The administration says its government reorganization plan would improve services to federal employees by moving retirement and insurance services from OPM to GSA. “Centralizing human resources operational functions in a single entity within the newly renamed Government Services Agency would integrate the transactional and employee-centric, service-based functions currently performed by OPM with existing GSA operations, including federal employee payroll and travel. With end-to-end services around the federal employee lifecycle maintained in one place, considerable operational efficiencies should be attained. Currently, these services are stove-piped, forcing burdensome processes on managers and employees,” it says.
Following is an excerpt from the Organizational Alignment Priorities included in the Administration’s government reorganization plan: Delivering Government Solutions in the 21st Century Reform Plan and Reorganization Recommendations:
*Reorganizing the U.S. Office of Personnel Management U.S. Office of Personnel Management
Summary of Proposal: This proposal would reorganize the U.S. Office of Personnel Management (OPM) and the process by which Federal personnel management and operations functions are coordinated.
Specifically, the proposal would move OPM’s policy function into the Executive Office of the President (EOP) and elevate its core strategic mission, while devolving certain operational activities, including the delivery of various fee-for-service human resources and IT services, to other Federal entities better positioned to provide transaction processing services that meet 21st Century needs.
Transfer of Operational Functions to a Renamed Government Services Agency
OPM’s current human resources service delivery and implementation functions would be transferred. A strong nexus would be retained, however, between these operational activities and the personnel management office to be housed in the EOP, which would be responsible for ensuring that human resources IT operations and services evolve in a manner consistent with changes in workforce policy.
Centralizing human resources operational functions in a single entity within the newly renamed Government Services Agency would integrate the transactional and employee-centric, service-based functions currently performed by OPM with existing GSA operations, including Federal employee payroll and travel. With end-to-end services around the Federal employee lifecycle maintained in one place, considerable operational efficiencies should be attained. Currently, these services are stove-piped, forcing burdensome processes on managers and employees. It is worth noting that HR services are rated last among all mission support services by Federal managers.

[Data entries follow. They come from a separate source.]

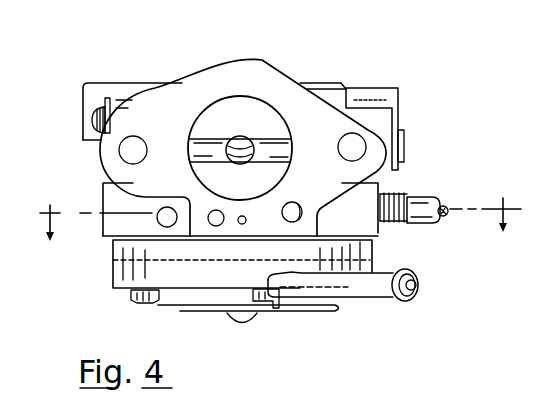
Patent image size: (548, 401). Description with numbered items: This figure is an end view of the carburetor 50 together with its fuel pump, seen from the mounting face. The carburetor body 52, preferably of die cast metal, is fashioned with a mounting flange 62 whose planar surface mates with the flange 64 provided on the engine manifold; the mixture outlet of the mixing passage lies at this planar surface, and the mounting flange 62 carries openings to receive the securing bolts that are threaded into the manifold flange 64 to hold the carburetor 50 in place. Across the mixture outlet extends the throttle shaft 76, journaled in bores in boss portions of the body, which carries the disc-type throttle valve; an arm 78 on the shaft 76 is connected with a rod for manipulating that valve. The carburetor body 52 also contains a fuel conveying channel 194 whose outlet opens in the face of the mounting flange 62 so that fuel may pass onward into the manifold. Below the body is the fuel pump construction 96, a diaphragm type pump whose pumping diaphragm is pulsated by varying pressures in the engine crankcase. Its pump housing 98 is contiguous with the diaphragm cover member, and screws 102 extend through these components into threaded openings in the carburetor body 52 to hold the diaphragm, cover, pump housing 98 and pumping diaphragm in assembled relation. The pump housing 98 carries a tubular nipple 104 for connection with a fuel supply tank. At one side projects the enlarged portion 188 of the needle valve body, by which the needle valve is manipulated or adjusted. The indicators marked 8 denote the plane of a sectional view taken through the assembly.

The carburetor 50 is at (282, 55).
The body member 52 is at (313, 81).
The mounting flange 62 is at (258, 67).
The manifold flange 64 is at (122, 162).
The throttle shaft 76 is at (213, 140).
The arm 78 is at (398, 89).
The fuel pump construction 96 is at (114, 295).
The pump housing 98 is at (115, 272).
The screws 102 is at (147, 303).
The tubular nipple 104 is at (389, 271).
The enlarged portion 188 is at (424, 197).
The fuel conveying channel 194 is at (248, 217).
The section line 8- 8 is at (280, 235).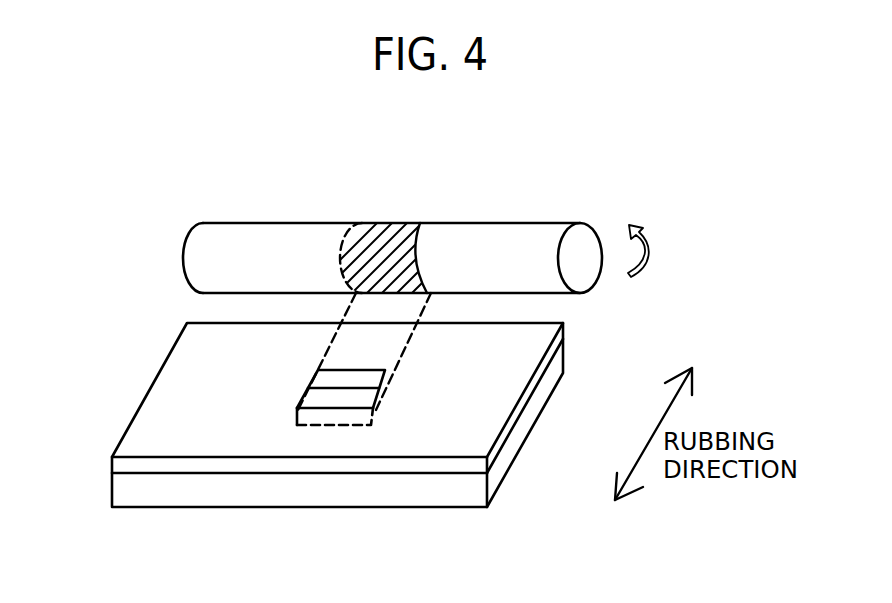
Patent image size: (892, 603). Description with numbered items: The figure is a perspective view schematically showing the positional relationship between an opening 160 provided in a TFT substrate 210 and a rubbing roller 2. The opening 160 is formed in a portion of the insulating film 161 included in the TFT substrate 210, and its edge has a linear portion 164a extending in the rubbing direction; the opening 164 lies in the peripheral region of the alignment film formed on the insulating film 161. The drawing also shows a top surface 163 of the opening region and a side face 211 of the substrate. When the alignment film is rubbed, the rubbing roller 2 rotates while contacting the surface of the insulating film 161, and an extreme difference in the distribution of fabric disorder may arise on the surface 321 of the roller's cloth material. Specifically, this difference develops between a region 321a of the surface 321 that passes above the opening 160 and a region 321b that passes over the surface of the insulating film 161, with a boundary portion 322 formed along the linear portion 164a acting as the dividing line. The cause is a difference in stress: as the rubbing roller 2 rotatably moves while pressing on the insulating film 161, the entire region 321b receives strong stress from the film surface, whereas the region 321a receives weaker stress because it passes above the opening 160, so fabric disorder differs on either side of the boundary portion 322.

The rubbing roller 2 is at (557, 222).
The surface of the cloth material 321 is at (497, 232).
The region passing above the opening 321a is at (397, 237).
The region passing the surface of the insulating film 321b is at (248, 238).
The boundary portion 322 is at (352, 224).
The opening 160 is at (309, 400).
The insulating film 161 is at (565, 328).
The top surface of protrusion 163 is at (352, 395).
The opening 164 is at (343, 410).
The linear portion 164a is at (383, 388).
The TFT substrate 210 is at (95, 462).
The substrate side face 211 is at (565, 355).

To achieve the vision outlined in this proposal, the consolidated service agency would house those functions currently performed by OPM’s Human Resources Solutions, and Healthcare & Insurance organizational units. It could also potentially carry out OPM’s responsibilities for retirement processing and servicing, but other entities, such as the Department of the Treasury, would also be considered. As also discussed in this Volume, activities currently performed by the National Background Investigations Bureau would be consolidated with similar activities mandated to the Department of Defense.
Additional Analysis and Background
More than 80 percent of OPM’s funding and staff is dedicated to meeting the Agency’s service-based responsibilities. These include important functions, such as administering the Federal Employees Health Benefits Program for more than 8.2 million active Federal employees, retirees, and their families; administering the Civil Service Retirement System and the Federal Employees Retirement System for over 5.3 million active Federal employees, annuitants, and survivors; processing more than two million background investigations each year for over 100 Federal agencies; and managing USAJOBS, which receives over 85 million searches each month from 15 million site visitors. While these functions are vital, their scope and scale are such that they necessarily distract agency leadership’s attention from strategic human capital management and stewardship of an efficient civil service structure. OPM’s greatest visibility in recent years has stemmed from high profile challenges within these operational and service-based activities.
In 2014, a data breach into OPM’s systems exposed personally identifiable information for over 20 million individuals, including Federal employees and their families, job applicants, and contractors, creating one of the biggest national security threats in decades and requiring the Federal Government to pay for credit monitoring for 10 years. In 2007, OPM issued a stop work order marking its fourth consecutive failure to automate its retirement processing function. Since then, OPM has not attempted this effort again, and instead relies on manual reviews. From 2014 to today, OPM has increased prices on background investigations by more than 40 percent, and the timeline for processing background investigations has tripled, further straining agency budgets and the ability to fill critical positions. Currently, OPM is working to reduce an inventory that has grown to approximately 725,000 cases.
There is no significant benefit obtained from having these operational fee-based functions housed within the same agency that oversees the overarching policies. Further, it is in no way apparent that OPM has a comparative advantage relative to other Federal entities in the management of information technology or contractual services. Also, in selling human resources and IT products to those agencies whose personnel practices it monitors, OPM is in a position that can lend the appearance of a conflict of interest.
Achieving the End-State Vision
Achieving this vision may entail both legislation and administrative actions to transfer and/or delegate certain basic OPM functions, resources, and authorities. This includes moving peripheral functions to other agencies, and moving core policy units into the EOP. There would also be a change-management and capacity-building process, led by the Director of the Office of Management and Budget and the Director of OPM, to transform and elevate the organization. Fully and effectively achieving the end-state vision presented here would necessarily require a partnership with the Congress, including the granting of statutory authorities as necessary.